One day Pearl, the social worker, asked to come with me to see a patient. She had a meeting in the morning so we left after lunch against my better judgment.  If I were going to go to an iffy part of the city, this was the last place I would want to visit. The Chicago Tribune ran a story a few weeks previously about the  “Murder Building.” I knew by the address it was next door to my patient’s apartment.

Everyone knows it simply as “the murder building.“

“They call it `the murder building` because people have been known to go into that building and not come out,“ said one young man standing on a nearby street. “You got to stay away from that place. Things go on in them halls you don`t want to see.“

What does that say about the neighborhood we drove through and the scattering of young men gathered on the stoops, some leaning against the parked cars, all seeming to be without a sense of purpose? I felt their eyes following us.

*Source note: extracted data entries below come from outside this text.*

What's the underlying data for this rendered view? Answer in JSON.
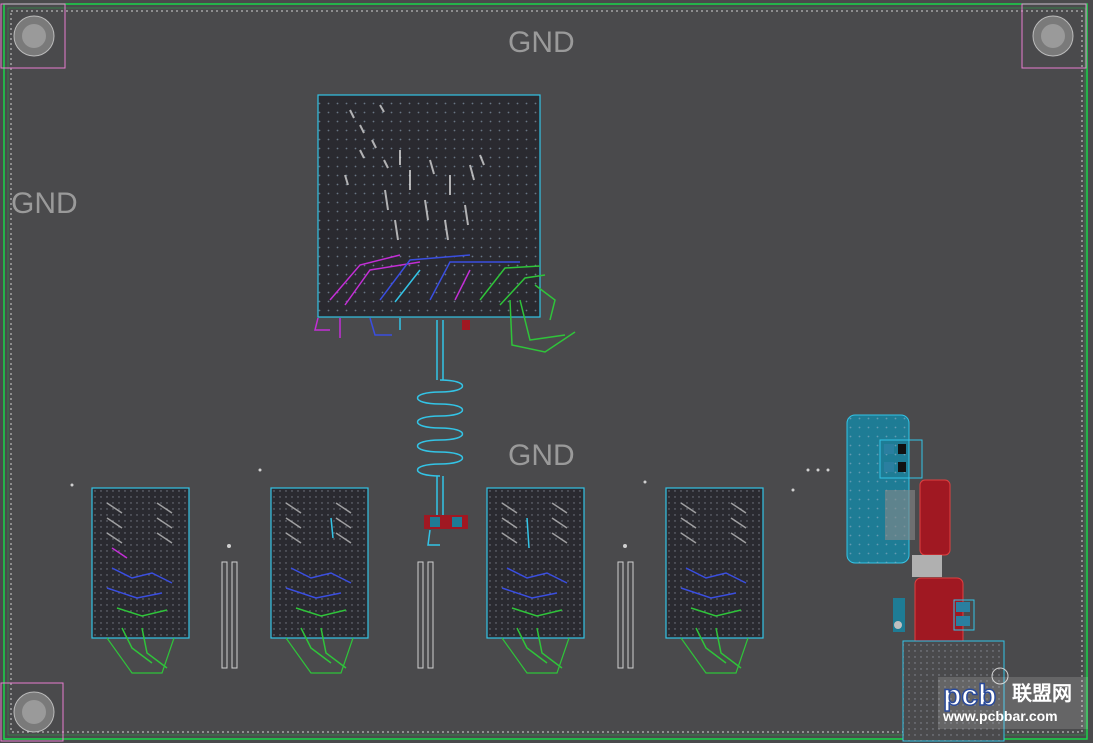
{
  "board": {
    "net_labels": [
      "GND",
      "GND",
      "GND"
    ],
    "colors": {
      "background": "#4a4a4c",
      "outline": "#19d64a",
      "keepout": "#d0d0d0",
      "component_outline": "#33c4e6",
      "trace_green": "#2fc43a",
      "trace_blue": "#3a4ee0",
      "trace_magenta": "#c32ed6",
      "copper_red": "#a01822",
      "copper_teal": "#1e7c95",
      "hole_outline": "#e87cd0"
    }
  },
  "components": {
    "mounting_holes": [
      "mounting-hole",
      "mounting-hole",
      "mounting-hole",
      "mounting-hole"
    ],
    "bga_main": "processor-bga",
    "ddr_chips": [
      "ddr-chip",
      "ddr-chip",
      "ddr-chip",
      "ddr-chip"
    ],
    "power_section": "power-regulator-area"
  },
  "watermark": {
    "brand": "pcb",
    "cn": "联盟网",
    "url": "www.pcbbar.com"
  }
}
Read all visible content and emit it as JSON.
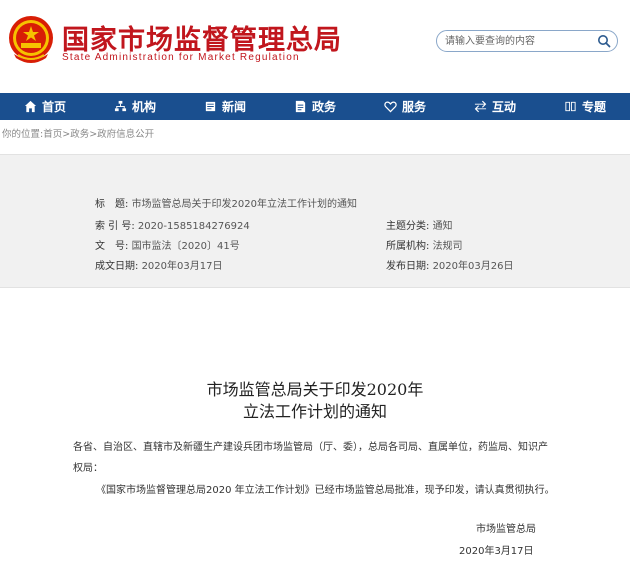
{
  "header": {
    "title_cn": "国家市场监督管理总局",
    "title_en": "State Administration for Market Regulation",
    "search_placeholder": "请输入要查询的内容",
    "colors": {
      "brand_red": "#c1161d",
      "nav_blue": "#1a4f8f"
    }
  },
  "nav": {
    "items": [
      {
        "label": "首页",
        "icon": "home-icon"
      },
      {
        "label": "机构",
        "icon": "org-icon"
      },
      {
        "label": "新闻",
        "icon": "news-icon"
      },
      {
        "label": "政务",
        "icon": "affairs-icon"
      },
      {
        "label": "服务",
        "icon": "heart-icon"
      },
      {
        "label": "互动",
        "icon": "exchange-icon"
      },
      {
        "label": "专题",
        "icon": "topic-icon"
      }
    ]
  },
  "breadcrumb": {
    "prefix": "你的位置:",
    "items": [
      "首页",
      "政务",
      "政府信息公开"
    ],
    "separator": ">"
  },
  "meta": {
    "title_label": "标　题:",
    "title_value": "市场监管总局关于印发2020年立法工作计划的通知",
    "index_label": "索 引 号:",
    "index_value": "2020-1585184276924",
    "category_label": "主题分类:",
    "category_value": "通知",
    "doc_no_label": "文　号:",
    "doc_no_value": "国市监法〔2020〕41号",
    "org_label": "所属机构:",
    "org_value": "法规司",
    "created_label": "成文日期:",
    "created_value": "2020年03月17日",
    "published_label": "发布日期:",
    "published_value": "2020年03月26日"
  },
  "article": {
    "title_line1": "市场监管总局关于印发2020年",
    "title_line2": "立法工作计划的通知",
    "para1_line1": "各省、自治区、直辖市及新疆生产建设兵团市场监管局（厅、委），总局各司局、直属单位，药监局、知识产",
    "para1_line2": "权局：",
    "para2": "《国家市场监督管理总局2020 年立法工作计划》已经市场监管总局批准，现予印发，请认真贯彻执行。",
    "signature": "市场监管总局",
    "date": "2020年3月17日"
  }
}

My patient lived on the second floor with his common law wife and various other relatives. The front door was locked and since there wasn’t a bell, I had to stand under the window and yell the patient’s name. The patient’s wife would come to the window before she sent one of the grandchildren down to let me in. This was before cell phones.

I dreaded leaving the safety of the car. Did any of the men think we carried drugs? I scooted out and quickly grabbed my nursing bag from the trunk along with a white bathroom scale. The patient was on tube feedings. It remained unclear if his wife was able to manage the procedure and give the feedings on schedule. I was monitoring his weight as evidence of success.

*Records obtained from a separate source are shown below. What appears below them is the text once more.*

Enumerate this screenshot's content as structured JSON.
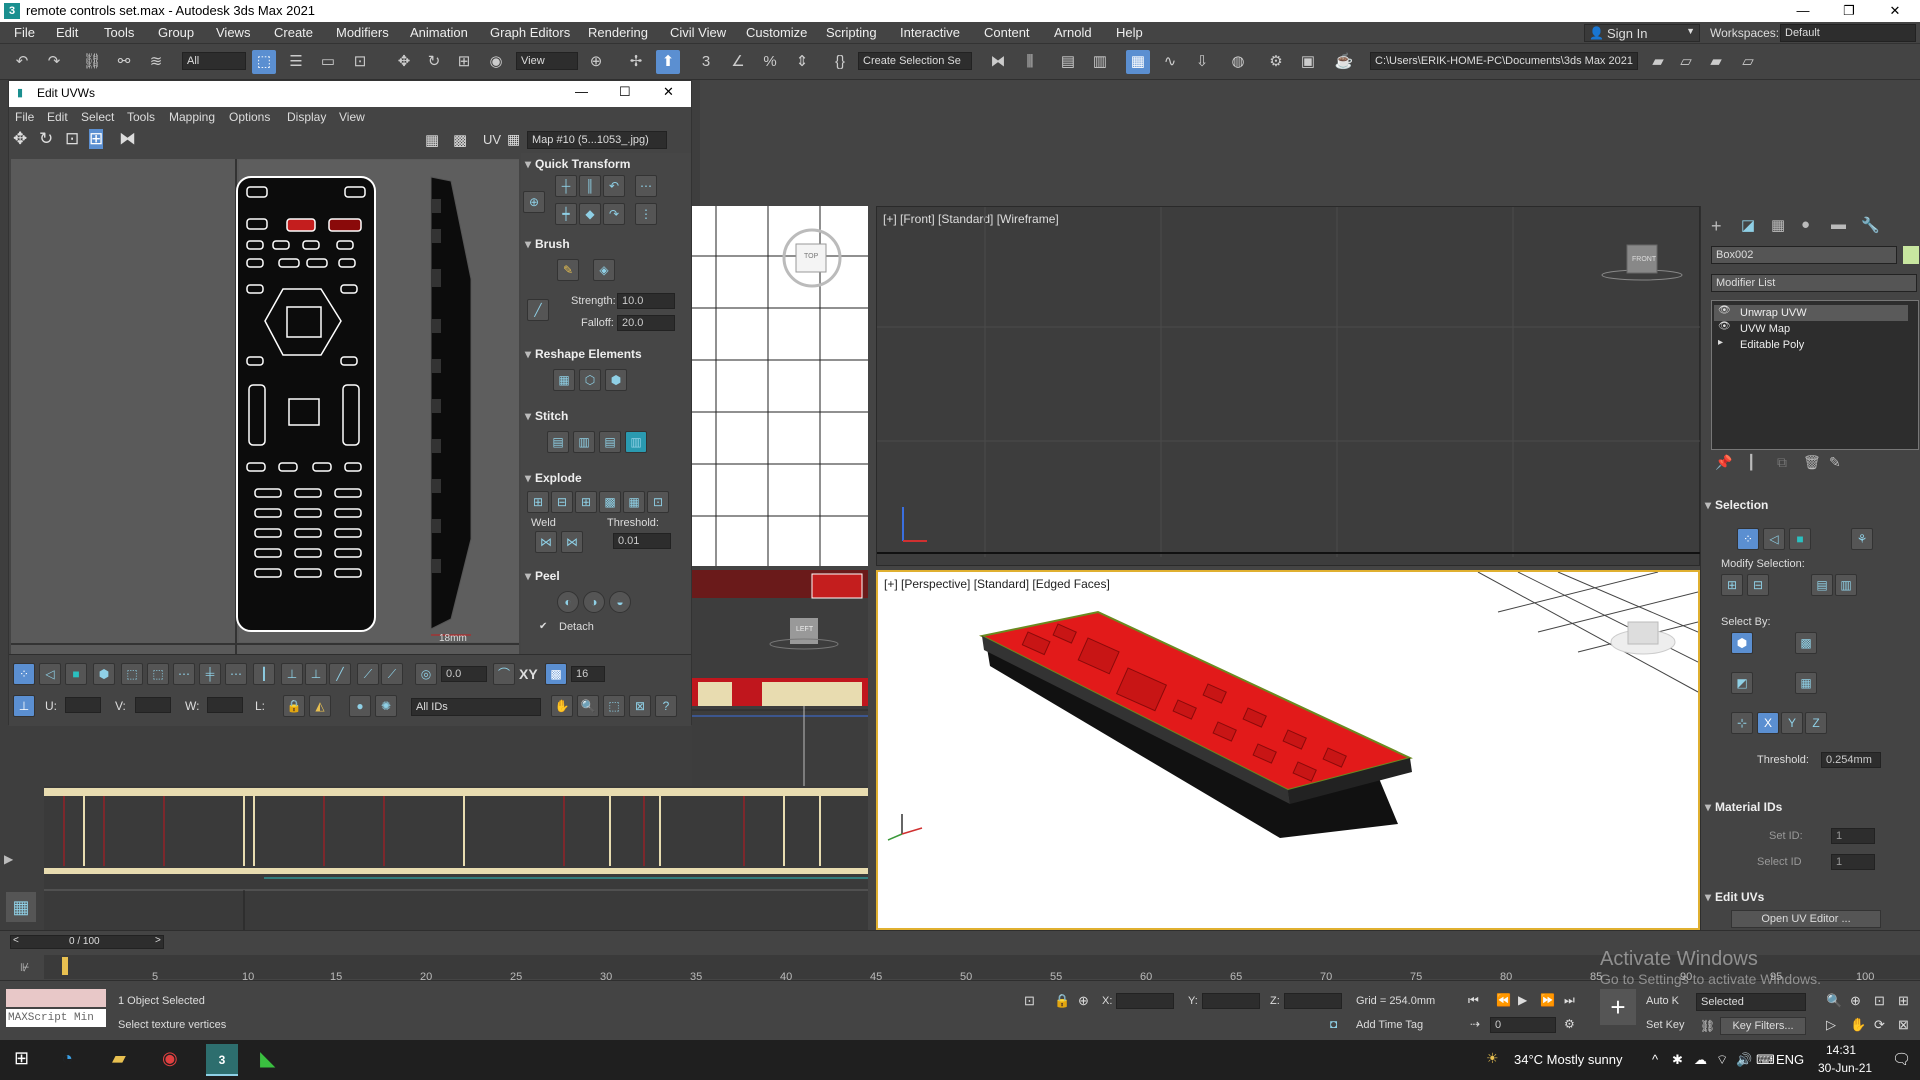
{
  "app": {
    "title": "remote controls set.max - Autodesk 3ds Max 2021"
  },
  "menus": [
    "File",
    "Edit",
    "Tools",
    "Group",
    "Views",
    "Create",
    "Modifiers",
    "Animation",
    "Graph Editors",
    "Rendering",
    "Civil View",
    "Customize",
    "Scripting",
    "Interactive",
    "Content",
    "Arnold",
    "Help"
  ],
  "user": {
    "signin": "Sign In",
    "workspaces_label": "Workspaces:",
    "workspace": "Default"
  },
  "toolbar": {
    "filter": "All",
    "refcoord": "View",
    "selection_set": "Create Selection Se",
    "project_path": "C:\\Users\\ERIK-HOME-PC\\Documents\\3ds Max 2021"
  },
  "uvw": {
    "title": "Edit UVWs",
    "menus": [
      "File",
      "Edit",
      "Select",
      "Tools",
      "Mapping",
      "Options",
      "Display",
      "View"
    ],
    "uv_label": "UV",
    "map": "Map #10 (5...1053_.jpg)",
    "dimension": "18mm",
    "sections": {
      "quick": "Quick Transform",
      "brush": "Brush",
      "reshape": "Reshape Elements",
      "stitch": "Stitch",
      "explode": "Explode",
      "peel": "Peel"
    },
    "strength_label": "Strength:",
    "strength": "10.0",
    "falloff_label": "Falloff:",
    "falloff": "20.0",
    "weld_label": "Weld",
    "threshold_label": "Threshold:",
    "threshold": "0.01",
    "detach_label": "Detach",
    "rot_value": "0.0",
    "xy_label": "XY",
    "grid_value": "16",
    "u_label": "U:",
    "v_label": "V:",
    "w_label": "W:",
    "l_label": "L:",
    "ids": "All IDs"
  },
  "viewports": {
    "front": "[+] [Front] [Standard] [Wireframe]",
    "persp": "[+] [Perspective] [Standard] [Edged Faces]",
    "front_cube": "FRONT",
    "top_cube": "TOP",
    "left_cube": "LEFT"
  },
  "command_panel": {
    "object_name": "Box002",
    "modifier_list": "Modifier List",
    "stack": [
      "Unwrap UVW",
      "UVW Map",
      "Editable Poly"
    ],
    "selection": "Selection",
    "modify_selection": "Modify Selection:",
    "select_by": "Select By:",
    "threshold_label": "Threshold:",
    "threshold": "0.254mm",
    "material_ids": "Material IDs",
    "set_id": "Set ID:",
    "select_id": "Select ID",
    "id_value": "1",
    "edit_uvs": "Edit UVs",
    "open_uv": "Open UV Editor ..."
  },
  "timeline": {
    "frame": "0 / 100",
    "ticks": [
      "5",
      "10",
      "15",
      "20",
      "25",
      "30",
      "35",
      "40",
      "45",
      "50",
      "55",
      "60",
      "65",
      "70",
      "75",
      "80",
      "85",
      "90",
      "95",
      "100"
    ]
  },
  "status": {
    "maxscript": "MAXScript Min",
    "selected": "1 Object Selected",
    "prompt": "Select texture vertices",
    "x": "X:",
    "y": "Y:",
    "z": "Z:",
    "grid": "Grid = 254.0mm",
    "add_time_tag": "Add Time Tag",
    "autokey": "Auto K",
    "setkey": "Set Key",
    "selected_dd": "Selected",
    "key_filters": "Key Filters...",
    "frame": "0"
  },
  "watermark": {
    "line1": "Activate Windows",
    "line2": "Go to Settings to activate Windows."
  },
  "taskbar": {
    "weather": "34°C  Mostly sunny",
    "lang": "ENG",
    "time": "14:31",
    "date": "30-Jun-21"
  }
}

When Pearl and I completed our visit, we took quick, long steps to the car, avoiding eye contact with anyone near-by. As I stuffed my bag and scale into the trunk, I felt someone tap me on the shoulder. I waited for the command to hand over my nursing bag. Instead a soft voice asked, “Before you put that scale away, would you weigh me?”

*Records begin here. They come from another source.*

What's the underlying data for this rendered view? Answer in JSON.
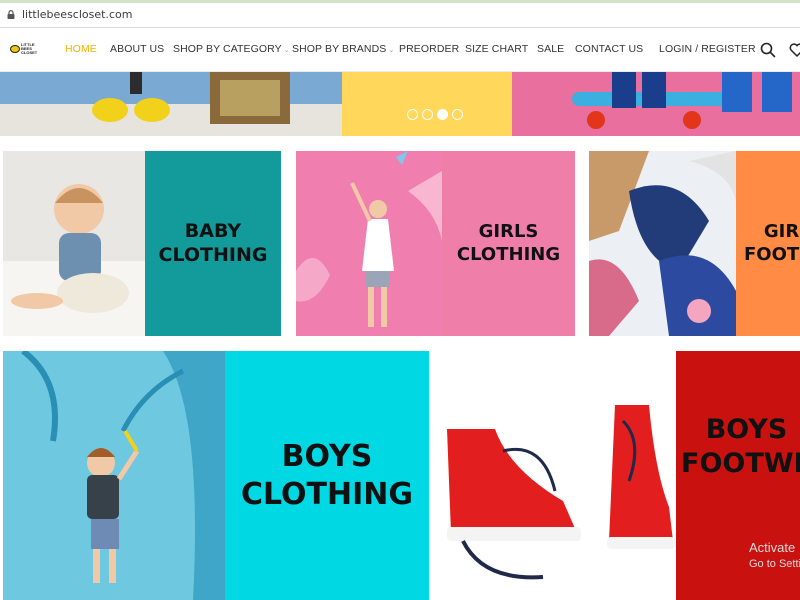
{
  "browser": {
    "url": "littlebeescloset.com"
  },
  "header": {
    "logo_text": "LITTLE BEES CLOSET",
    "nav": [
      {
        "label": "HOME",
        "active": true
      },
      {
        "label": "ABOUT US"
      },
      {
        "label": "SHOP BY CATEGORY",
        "dropdown": true
      },
      {
        "label": "SHOP BY BRANDS",
        "dropdown": true
      },
      {
        "label": "PREORDER"
      },
      {
        "label": "SIZE CHART"
      },
      {
        "label": "SALE"
      },
      {
        "label": "CONTACT US"
      }
    ],
    "login_label": "LOGIN / REGISTER",
    "accent_color": "#f0b400"
  },
  "slider": {
    "dots": 4,
    "active_dot": 3
  },
  "categories": {
    "baby": {
      "label": "BABY\nCLOTHING",
      "panel_color": "#139a9a"
    },
    "girls": {
      "label": "GIRLS\nCLOTHING",
      "panel_color": "#ef7fa9"
    },
    "girls_footwear": {
      "label": "GIR\nFOOTW",
      "panel_color": "#ff8b45"
    },
    "boys": {
      "label": "BOYS\nCLOTHING",
      "panel_color": "#00d8e3"
    },
    "boys_footwear": {
      "label": "BOYS\nFOOTWE",
      "panel_color": "#c9120f"
    }
  },
  "watermark": {
    "line1": "Activate",
    "line2": "Go to Setti"
  }
}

I turned to see an older man with short gray whiskers on his chin and a pleasant smile. He moved aside as I slammed the trunk closed and carried the scale to the sidewalk. He took his shoes off and stepped on the scale. “I can’t see the numbers,” he said. I read them off to him, he stepped down, retrieved his shoes and said, “thank you.” Behind him stood a young man with dreadlocks. “Can I get weighed too?” He slipped out of his high tops. I called out his weight and he left with a “thank you.”

Behind him a line of men snaked along the sidewalk. Pearl emerged from the car and began joking with the men, young and old, as they waited their turn at the scale.

Back in the car, the scale packed away in the trunk, Pearl and I drove to the corner. As we pasted the Murder Building, ominous and frightening with smashed windows and debris scattered around its foundation, I realized a building doesn’t define a neighborhood.

Unsolved Mystery?

This happened long ago. I worked for a hospital-based home care program. We, nurse practitioners, received referrals from physicians who had exhausted all options to prolong the patients’ life. We visited the patient in his home and helped the family care for him until death. Traditional hospice services were not an option as yet.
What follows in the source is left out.